The photos of Matthews and Koszo in tropical beaches and hotel rooms that are being used by the Thai police and the Daily Mail as "evidence" of supposed criminal activities are indistinguishable from a lot of photos constantly uploaded by adult performers, cam models and clip makers to their social media streams.

An A-list performer in a bikini posting "Here I am in Tulum!" might be just something fun and light "for the 'gram" in one context, or evidence of wrongdoing by authorities or agenda-driven press looking for a moral panic in another.

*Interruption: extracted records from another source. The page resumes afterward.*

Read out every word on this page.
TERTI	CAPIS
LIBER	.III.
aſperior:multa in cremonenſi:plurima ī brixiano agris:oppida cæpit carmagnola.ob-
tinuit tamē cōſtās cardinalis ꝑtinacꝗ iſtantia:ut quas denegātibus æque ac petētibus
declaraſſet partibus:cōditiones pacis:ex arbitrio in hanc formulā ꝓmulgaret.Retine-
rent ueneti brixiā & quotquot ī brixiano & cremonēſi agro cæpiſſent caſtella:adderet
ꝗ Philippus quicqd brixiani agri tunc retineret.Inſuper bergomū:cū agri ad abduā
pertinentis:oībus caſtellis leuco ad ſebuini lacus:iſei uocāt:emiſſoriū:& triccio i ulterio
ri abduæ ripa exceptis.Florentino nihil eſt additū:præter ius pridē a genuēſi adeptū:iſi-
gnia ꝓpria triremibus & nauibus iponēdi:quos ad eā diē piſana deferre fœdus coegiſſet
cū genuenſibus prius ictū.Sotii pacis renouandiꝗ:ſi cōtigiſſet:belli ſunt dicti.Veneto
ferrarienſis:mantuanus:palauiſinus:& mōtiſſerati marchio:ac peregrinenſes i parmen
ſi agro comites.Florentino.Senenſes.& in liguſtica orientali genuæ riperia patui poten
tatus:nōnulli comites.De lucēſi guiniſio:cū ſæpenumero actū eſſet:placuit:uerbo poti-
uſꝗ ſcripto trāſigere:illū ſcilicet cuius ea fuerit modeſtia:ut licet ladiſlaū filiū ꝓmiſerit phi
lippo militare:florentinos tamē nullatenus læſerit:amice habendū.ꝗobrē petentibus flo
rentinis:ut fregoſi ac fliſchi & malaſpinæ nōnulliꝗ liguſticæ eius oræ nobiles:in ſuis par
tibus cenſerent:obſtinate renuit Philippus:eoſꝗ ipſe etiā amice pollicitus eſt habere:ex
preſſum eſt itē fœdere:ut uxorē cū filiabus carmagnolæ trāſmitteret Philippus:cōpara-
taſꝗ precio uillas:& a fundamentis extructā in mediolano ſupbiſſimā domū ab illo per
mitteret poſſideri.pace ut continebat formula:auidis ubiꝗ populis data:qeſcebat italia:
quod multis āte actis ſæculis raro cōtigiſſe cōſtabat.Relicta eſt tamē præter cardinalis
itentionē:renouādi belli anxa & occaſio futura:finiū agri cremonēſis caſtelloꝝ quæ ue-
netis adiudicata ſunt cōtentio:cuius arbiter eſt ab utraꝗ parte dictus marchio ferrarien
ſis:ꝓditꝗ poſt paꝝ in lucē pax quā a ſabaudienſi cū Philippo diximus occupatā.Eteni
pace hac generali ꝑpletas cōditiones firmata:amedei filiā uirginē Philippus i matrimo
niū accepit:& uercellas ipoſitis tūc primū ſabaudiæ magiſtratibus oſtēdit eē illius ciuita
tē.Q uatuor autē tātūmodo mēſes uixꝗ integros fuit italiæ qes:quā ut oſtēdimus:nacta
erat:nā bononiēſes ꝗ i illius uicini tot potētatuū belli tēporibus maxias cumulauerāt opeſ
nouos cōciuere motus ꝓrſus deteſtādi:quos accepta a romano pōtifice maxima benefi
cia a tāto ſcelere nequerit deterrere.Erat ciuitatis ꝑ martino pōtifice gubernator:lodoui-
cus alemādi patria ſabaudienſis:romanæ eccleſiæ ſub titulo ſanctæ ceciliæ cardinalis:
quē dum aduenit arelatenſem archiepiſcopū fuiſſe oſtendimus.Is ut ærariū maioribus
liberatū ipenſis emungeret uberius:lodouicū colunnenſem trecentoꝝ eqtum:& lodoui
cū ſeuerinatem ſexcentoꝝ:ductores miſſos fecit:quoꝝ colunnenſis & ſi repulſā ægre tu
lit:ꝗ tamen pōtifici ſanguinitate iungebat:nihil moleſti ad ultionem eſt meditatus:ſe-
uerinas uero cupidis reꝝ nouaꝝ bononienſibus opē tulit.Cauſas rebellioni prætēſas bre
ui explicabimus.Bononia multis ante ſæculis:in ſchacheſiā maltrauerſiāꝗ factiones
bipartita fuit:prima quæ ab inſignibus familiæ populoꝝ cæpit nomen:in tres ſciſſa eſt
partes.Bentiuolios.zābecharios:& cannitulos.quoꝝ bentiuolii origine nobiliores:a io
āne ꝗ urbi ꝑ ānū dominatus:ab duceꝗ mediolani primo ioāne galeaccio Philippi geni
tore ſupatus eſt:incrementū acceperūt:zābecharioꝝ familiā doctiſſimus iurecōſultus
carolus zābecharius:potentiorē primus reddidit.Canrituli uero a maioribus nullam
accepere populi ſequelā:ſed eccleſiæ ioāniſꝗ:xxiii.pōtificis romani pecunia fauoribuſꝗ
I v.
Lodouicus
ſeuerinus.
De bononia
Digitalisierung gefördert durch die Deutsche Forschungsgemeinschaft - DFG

Here is how the Daily Mail captioned this mundane vacation photo Matthews and Koszo posted in the days before their arrest:

Paradise Lost

Controversial "location content shoots" also have created issues in places like Southern California, where pornography production is fully legalized. War on Porn propagandists recently weaponized a pearl-clutching brouhaha regarding a video supposedly shot on Santa Monica city streets and then inside the Ocean Park Branch of the Santa Monica Public Library. But traveling to locations where laws regarding sex can be radically different could add unforeseen problems for the performers.

Only two weeks ago, the IBT reported that Myanmar authorities were "making efforts to first identify and then administer justice" to an Italian couple, both allegedly 23-years-old, who filmed themselves having sex in a pagoda, a sacred site, in Bagan and allegedly uploaded it to a porn site.

"The sacred site Bagan lies on the central plain of Myanmar," the IBT reported. "It is an ancient city and a UNESCO World Heritage Site. From the ninth to the 13th centuries, it was the capital city of the Pagan Kingdom and over 3,800 temples and pagodas have survived to the present day. It is a place of importance to Buddhists everywhere, but most of all those in Myanmar."

"It is difficult to find them," said an official from the Ministry of Hotels and Tourism in Bagan about the couple. "We cannot know when it happened. We sent their photo to every hotel to look for them."

Many sex workers publicize on social media trips to paradisiac locations like Bali, Costa Rica or even notoriously "moral police"-heavy locations like Dubai or Singapore.

Anyone looking to produce commercial pornography, whether scenes, cam shows or clips in those places, however, should take precautions to learn about what is legal there, and how to avoid prosecution or jail time when "paradise" suddenly becomes inhospitable to sex workers.